As I noted in my previous article, the NAJC is faced with financial challenges and we have had to cut back on administrative efficiencies in order to prevent further erosion of community based programmes and grants. The national executive committee must re-examine its financial paradigm to find a more effective use of the limited funds and will engage in an aggressive sustaining fund drive. The National Executive Board will be meeting in Winnipeg in January 2012 for a strategic planning session to examine the current health of the NAJC and re-examine its vision and mission statements and translate that into effective programmes.
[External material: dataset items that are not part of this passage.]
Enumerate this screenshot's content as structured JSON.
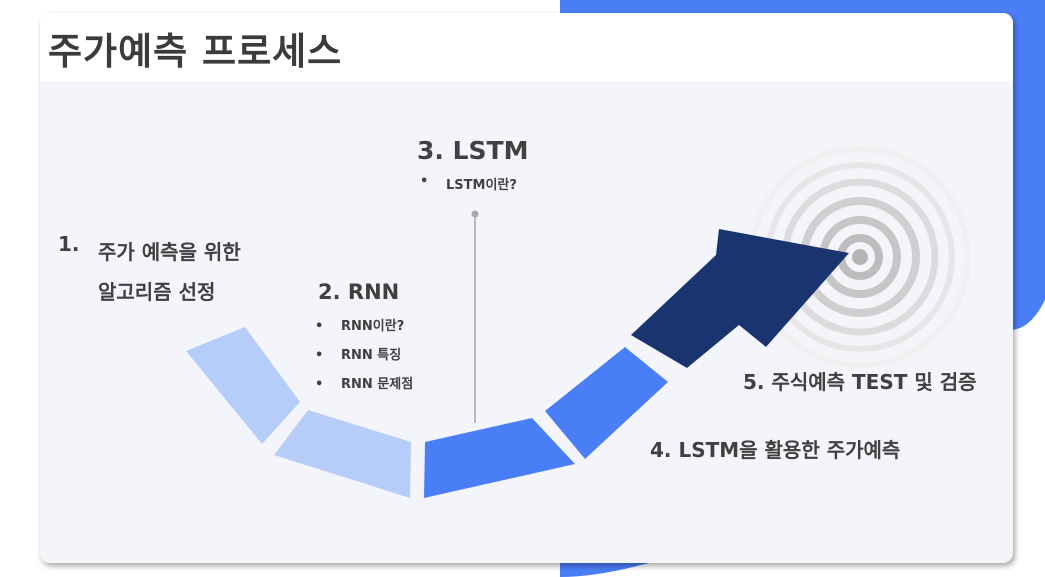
{
  "slide": {
    "title": "주가예측 프로세스"
  },
  "steps": {
    "step1": {
      "number": "1.",
      "line1": "주가 예측을 위한",
      "line2": "알고리즘 선정"
    },
    "step2": {
      "title": "2. RNN",
      "bullets": [
        "RNN이란?",
        "RNN 특징",
        "RNN 문제점"
      ]
    },
    "step3": {
      "title": "3. LSTM",
      "bullets": [
        "LSTM이란?"
      ]
    },
    "step4": {
      "title": "4. LSTM을 활용한 주가예측"
    },
    "step5": {
      "title": "5. 주식예측 TEST 및 검증"
    }
  },
  "colors": {
    "accent_blue": "#4a7ef7",
    "light_blue": "#b7cdf9",
    "dark_navy": "#1a3470",
    "card_bg": "#f3f5fa",
    "target_gray": "#bbbbbb"
  },
  "icons": {
    "arrow": "curved-arrow-icon",
    "target": "target-icon"
  }
}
There is a persistent myth that non-profit cultural organizations that join the NAJC will lose their charitable tax status – nothing can be further from the truth. Art Miki challenged this myth in 2006 when he held discussions with the Charities Secretariat of the Revenue Canada Agency. Art’s report noted that: “As long as the registered charity remains independent in its operation, they can be members of other organizations that are not charitable in status (i.e. NAJC).”
As evidence of this, over 50% of the current NAJC member organizations are cultural centres. There appears to be a paradigm shift towards amalgamating the JCCA/NAJC with charitable Nikkei cultural organizations in order to consolidate financial and human resources – for such a small community as ours, this makes eminent sense. I support such a move and am aware of two current member organizations that are exploring this option.